Vielen Dank, wieder was gelernt 




Gabbyjay schrieb:


> Wenn ich jetzt Dein Posting richtig deute, dann sind die 13mm  kleinstmögliche Innendurchmesser, bei dem man keine Turbulenzen und  damit Strömungsnergieverluste erhält, wenn man das Wasser genau so  langsam fliessen läßt, dass man die 60l/h grad erreicht.
> Bei kleinerem Durchmesser müsste man für diese 60l schneller fliessen  lassen und hätte durch die Turbulenzen relativ grosse verluste.
> War das ungefähr korrekt?


 
Ja.
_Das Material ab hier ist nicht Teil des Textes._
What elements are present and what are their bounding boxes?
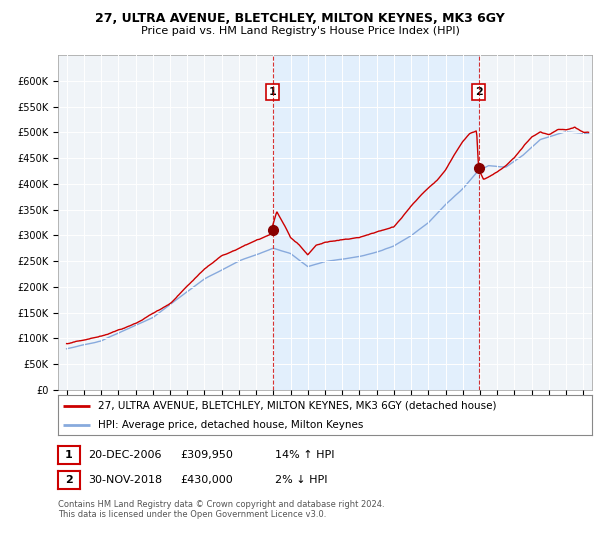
- Text: 2% ↓ HPI: 2% ↓ HPI: [275, 475, 328, 485]
- Text: 30-NOV-2018: 30-NOV-2018: [88, 475, 162, 485]
- Text: 27, ULTRA AVENUE, BLETCHLEY, MILTON KEYNES, MK3 6GY: 27, ULTRA AVENUE, BLETCHLEY, MILTON KEYN…: [95, 12, 505, 25]
- Text: 27, ULTRA AVENUE, BLETCHLEY, MILTON KEYNES, MK3 6GY (detached house): 27, ULTRA AVENUE, BLETCHLEY, MILTON KEYN…: [98, 401, 497, 411]
- Text: 1: 1: [65, 450, 73, 460]
- Polygon shape: [273, 55, 479, 390]
- Text: 1: 1: [269, 87, 277, 97]
- Text: HPI: Average price, detached house, Milton Keynes: HPI: Average price, detached house, Milt…: [98, 420, 364, 430]
- Text: £430,000: £430,000: [180, 475, 233, 485]
- Text: 14% ↑ HPI: 14% ↑ HPI: [275, 450, 335, 460]
- Text: Contains HM Land Registry data © Crown copyright and database right 2024.
This d: Contains HM Land Registry data © Crown c…: [58, 500, 385, 520]
- Text: 2: 2: [65, 475, 73, 485]
- Text: 2: 2: [475, 87, 482, 97]
- Text: Price paid vs. HM Land Registry's House Price Index (HPI): Price paid vs. HM Land Registry's House …: [140, 26, 460, 36]
- Text: £309,950: £309,950: [180, 450, 233, 460]
- Text: 20-DEC-2006: 20-DEC-2006: [88, 450, 161, 460]
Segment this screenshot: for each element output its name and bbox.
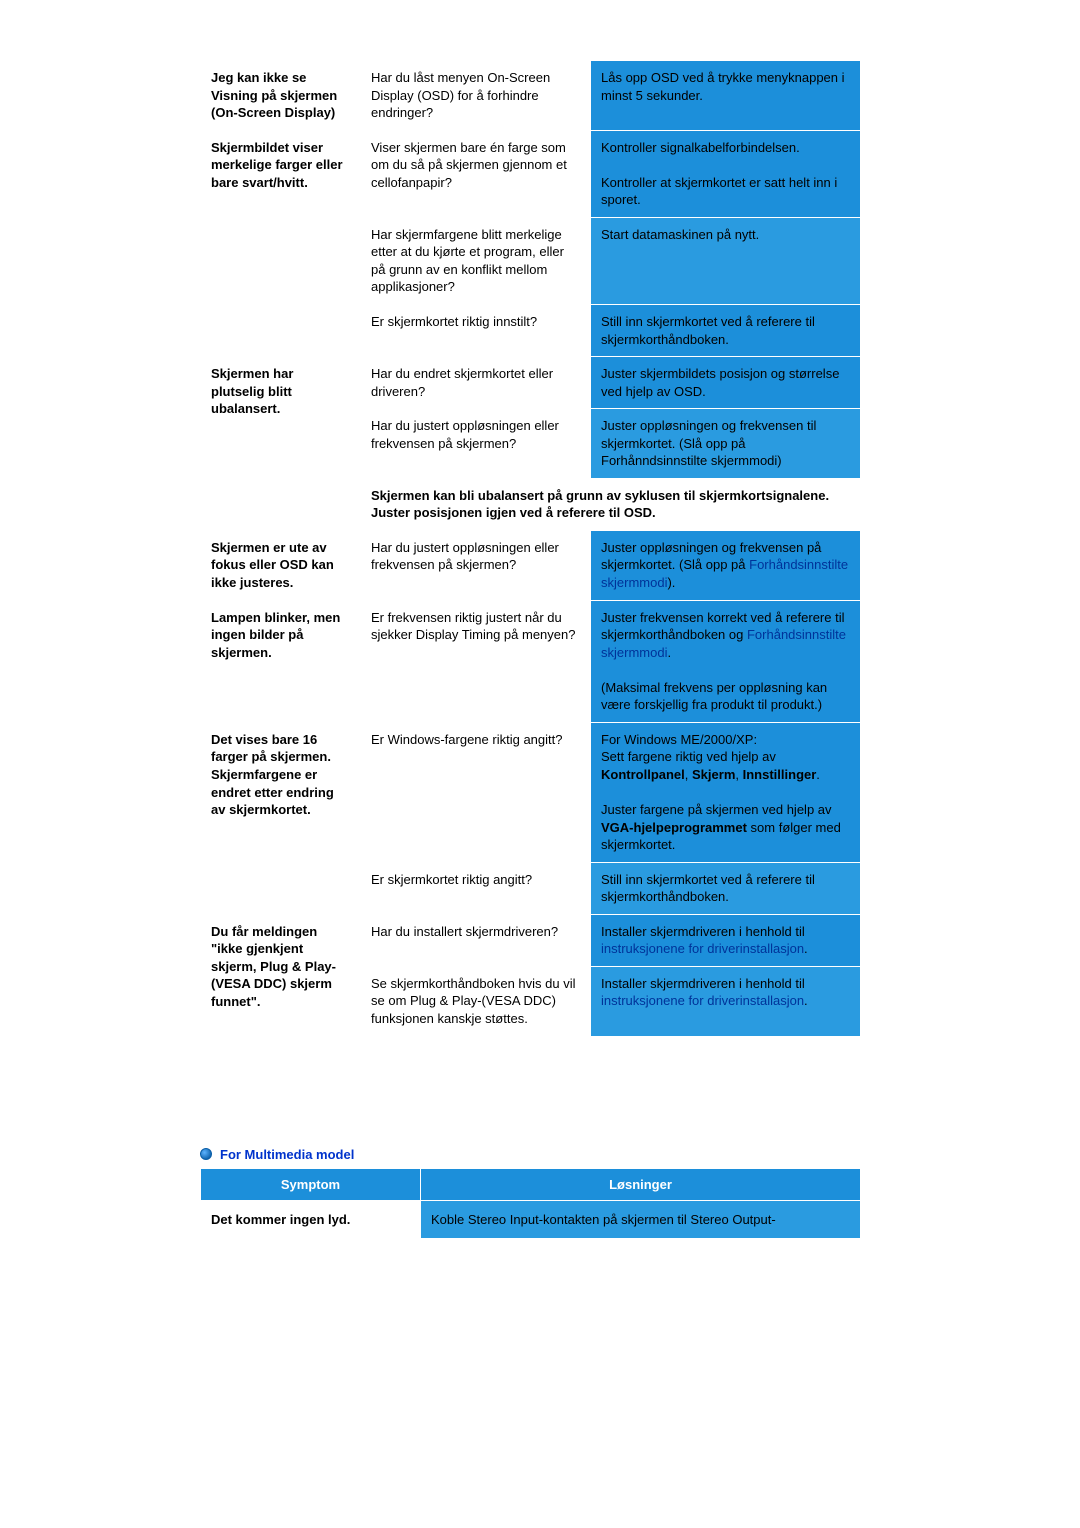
solution-cell: Start datamaskinen på nytt. <box>591 217 861 304</box>
multimedia-heading-text: For Multimedia model <box>220 1147 354 1162</box>
question-cell: Har skjermfargene blitt merkelige etter … <box>361 217 591 304</box>
solution-cell: Juster oppløsningen og frekvensen på skj… <box>591 530 861 600</box>
link-text[interactable]: instruksjonene for driverinstallasjon <box>601 941 804 956</box>
question-cell: Har du installert skjermdriveren? <box>361 914 591 966</box>
table-row: Lampen blinker, men ingen bilder på skje… <box>201 600 861 722</box>
solution-cell: Juster frekvensen korrekt ved å referere… <box>591 600 861 722</box>
solution-text: ). <box>667 575 675 590</box>
solution-text: Kontroller signalkabelforbindelsen. <box>601 140 800 155</box>
symptom-cell: Skjermen har plutselig blitt ubalansert. <box>201 357 361 531</box>
question-cell: Se skjermkorthåndboken hvis du vil se om… <box>361 966 591 1036</box>
note-cell: Skjermen kan bli ubalansert på grunn av … <box>361 478 861 530</box>
multimedia-table: Symptom Løsninger Det kommer ingen lyd.K… <box>200 1168 861 1240</box>
solution-cell: Lås opp OSD ved å trykke menyknappen i m… <box>591 61 861 131</box>
solution-cell: Juster oppløsningen og frekvensen til sk… <box>591 409 861 479</box>
solution-cell: Kontroller signalkabelforbindelsen. Kontr… <box>591 130 861 217</box>
question-cell: Er Windows-fargene riktig angitt? <box>361 722 591 862</box>
solution-text: (Maksimal frekvens per oppløsning kan væ… <box>601 680 827 713</box>
solution-text: Juster oppløsningen og frekvensen til sk… <box>601 418 816 468</box>
bold-text: Skjerm <box>692 767 735 782</box>
multimedia-section-heading: For Multimedia model <box>200 1147 920 1162</box>
symptom-cell: Du får meldingen "ikke gjenkjent skjerm,… <box>201 914 361 1036</box>
solution-text: . <box>816 767 820 782</box>
table-row: Skjermen har plutselig blitt ubalansert.… <box>201 357 861 409</box>
solution-cell: For Windows ME/2000/XP: Sett fargene rikt… <box>591 722 861 862</box>
question-cell: Viser skjermen bare én farge som om du s… <box>361 130 591 217</box>
mm-symptom-cell: Det kommer ingen lyd. <box>201 1200 421 1239</box>
question-cell: Har du endret skjermkortet eller drivere… <box>361 357 591 409</box>
mm-header-symptom: Symptom <box>201 1168 421 1200</box>
solution-text: Juster skjermbildets posisjon og størrel… <box>601 366 839 399</box>
solution-text: Sett fargene riktig ved hjelp av <box>601 749 776 764</box>
solution-text: Juster fargene på skjermen ved hjelp av <box>601 802 832 817</box>
solution-cell: Juster skjermbildets posisjon og størrel… <box>591 357 861 409</box>
question-cell: Er skjermkortet riktig angitt? <box>361 862 591 914</box>
question-cell: Er frekvensen riktig justert når du sjek… <box>361 600 591 722</box>
table-row: Det kommer ingen lyd.Koble Stereo Input-… <box>201 1200 861 1239</box>
bullet-icon <box>200 1148 212 1160</box>
question-cell: Er skjermkortet riktig innstilt? <box>361 305 591 357</box>
table-row: Det vises bare 16 farger på skjermen. Sk… <box>201 722 861 862</box>
bold-text: VGA-hjelpeprogrammet <box>601 820 747 835</box>
table-row: Jeg kan ikke se Visning på skjermen (On-… <box>201 61 861 131</box>
table-row: Du får meldingen "ikke gjenkjent skjerm,… <box>201 914 861 966</box>
bold-text: Innstillinger <box>743 767 817 782</box>
symptom-cell: Skjermen er ute av fokus eller OSD kan i… <box>201 530 361 600</box>
solution-text: . <box>804 941 808 956</box>
solution-text: , <box>685 767 692 782</box>
table-row: Skjermbildet viser merkelige farger elle… <box>201 130 861 217</box>
solution-text: Installer skjermdriveren i henhold til <box>601 976 805 991</box>
symptom-cell: Det vises bare 16 farger på skjermen. Sk… <box>201 722 361 914</box>
link-text[interactable]: instruksjonene for driverinstallasjon <box>601 993 804 1008</box>
solution-text: Still inn skjermkortet ved å referere ti… <box>601 314 815 347</box>
troubleshooting-table: Jeg kan ikke se Visning på skjermen (On-… <box>200 60 861 1037</box>
solution-text: , <box>735 767 742 782</box>
question-cell: Har du justert oppløsningen eller frekve… <box>361 530 591 600</box>
question-cell: Har du låst menyen On-Screen Display (OS… <box>361 61 591 131</box>
solution-cell: Installer skjermdriveren i henhold til i… <box>591 914 861 966</box>
bold-text: Kontrollpanel <box>601 767 685 782</box>
mm-header-solution: Løsninger <box>421 1168 861 1200</box>
solution-cell: Still inn skjermkortet ved å referere ti… <box>591 862 861 914</box>
solution-text: . <box>804 993 808 1008</box>
question-cell: Har du justert oppløsningen eller frekve… <box>361 409 591 479</box>
symptom-cell: Skjermbildet viser merkelige farger elle… <box>201 130 361 356</box>
solution-text: Kontroller at skjermkortet er satt helt … <box>601 175 837 208</box>
solution-text: Installer skjermdriveren i henhold til <box>601 924 805 939</box>
solution-cell: Still inn skjermkortet ved å referere ti… <box>591 305 861 357</box>
symptom-cell: Lampen blinker, men ingen bilder på skje… <box>201 600 361 722</box>
solution-text: . <box>667 645 671 660</box>
solution-text: For Windows ME/2000/XP: <box>601 732 757 747</box>
solution-text: Still inn skjermkortet ved å referere ti… <box>601 872 815 905</box>
mm-solution-cell: Koble Stereo Input-kontakten på skjermen… <box>421 1200 861 1239</box>
table-row: Skjermen er ute av fokus eller OSD kan i… <box>201 530 861 600</box>
solution-cell: Installer skjermdriveren i henhold til i… <box>591 966 861 1036</box>
solution-text: Lås opp OSD ved å trykke menyknappen i m… <box>601 70 845 103</box>
solution-text: Start datamaskinen på nytt. <box>601 227 759 242</box>
symptom-cell: Jeg kan ikke se Visning på skjermen (On-… <box>201 61 361 131</box>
Aber wie schon gesagt das ist der rechnerische Worst Case, in der Realität wird die Grenze zur Turbulenz vermutlich erst bedeutend später kommen.
Das ganze bitte wie gesagt nicht so ernst nehmen, mit 13mm hast du sicherlich genug


----------



## Gabbyjay (9. Januar 2013)

So...
Hat etwas gedauert aufgrund der Feiertage Weihnachten/Neujahr (Familie geht vor!) und der Fehlersuche beim Zusammenbau des neuen Systems (zu kurz geratener Pin im CPU-Sockel, da muss man erstmal drauf kommen!).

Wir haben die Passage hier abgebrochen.